WITCHES Rising
Moving up the Amazon sales charts with holds growing in many libraries is Stacy Schiff’s newest history.
The jump in holds and interest is likely due to Schiff’s appearance on NPR’s Morning Edition yesterday. She discussed the events of the Salem witch trials and described the courtroom testimony as sounding like “a low grade acid trip.”
Witches: Salem, 1692 (Hachette/Little, Brown; Little, Brown Audio; OverDrive Sample) offers a detailed account of the hysteria and fear that swept through Salem town and Salem village, highlighting the key figures of the trial and describing the unfolding terror and its aftermath.

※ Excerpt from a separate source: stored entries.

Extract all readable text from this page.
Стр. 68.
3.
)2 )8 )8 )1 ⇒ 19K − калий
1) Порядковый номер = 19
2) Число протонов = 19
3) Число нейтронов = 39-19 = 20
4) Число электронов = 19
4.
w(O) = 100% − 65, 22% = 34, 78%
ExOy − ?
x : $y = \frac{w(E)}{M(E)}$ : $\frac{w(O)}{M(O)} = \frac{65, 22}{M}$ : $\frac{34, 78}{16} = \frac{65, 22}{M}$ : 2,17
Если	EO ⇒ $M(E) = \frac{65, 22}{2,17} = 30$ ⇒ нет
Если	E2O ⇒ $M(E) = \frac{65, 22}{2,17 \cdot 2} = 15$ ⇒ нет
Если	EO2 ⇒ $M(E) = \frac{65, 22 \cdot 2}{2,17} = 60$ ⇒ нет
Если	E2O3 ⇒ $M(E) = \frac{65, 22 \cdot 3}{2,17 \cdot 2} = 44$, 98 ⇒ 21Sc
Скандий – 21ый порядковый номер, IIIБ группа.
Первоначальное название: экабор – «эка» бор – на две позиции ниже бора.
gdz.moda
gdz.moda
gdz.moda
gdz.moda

Likely to increase demand, it is the November Costco pick with Pennie Clark Ianniciello saying Schiff, “trains her skills on this dark period and shines a light on it as no one has.”
The NYT Sunday Review was posted online today and will be in the upcoming print issue.
In her review Jane Kamensky, Pforzheimer Foundation director of the Schlesinger Library on the History of Women in America and a professor of history at Harvard, reads like an academic’s discomfort with history written for a non-academic audience:
“Schiff’s glib, compendious and often maddening account of the events of that fateful year, does a great deal to punch up the story, but little to explore and still less to understand its significance. An acclaimed biographer of subjects as diverse as Cleopatra and Véra Nabokov, Schiff here broadens her lens, like an artist turning from portraits to teeming allegories: Rembrandt taking up the work of Bosch. But a crowded canvas does not a probing history make, as The Witches powerfully demonstrates.”
Kamensky softens the blow by pointing out just how vividly and well Schiff writes history: “Schiff sets scenes brilliantly … The book crackles with sonic detail… Schiff is what the Germans call a Menschenkenner: a knower of human nature, and her book is a tightly plotted character study.”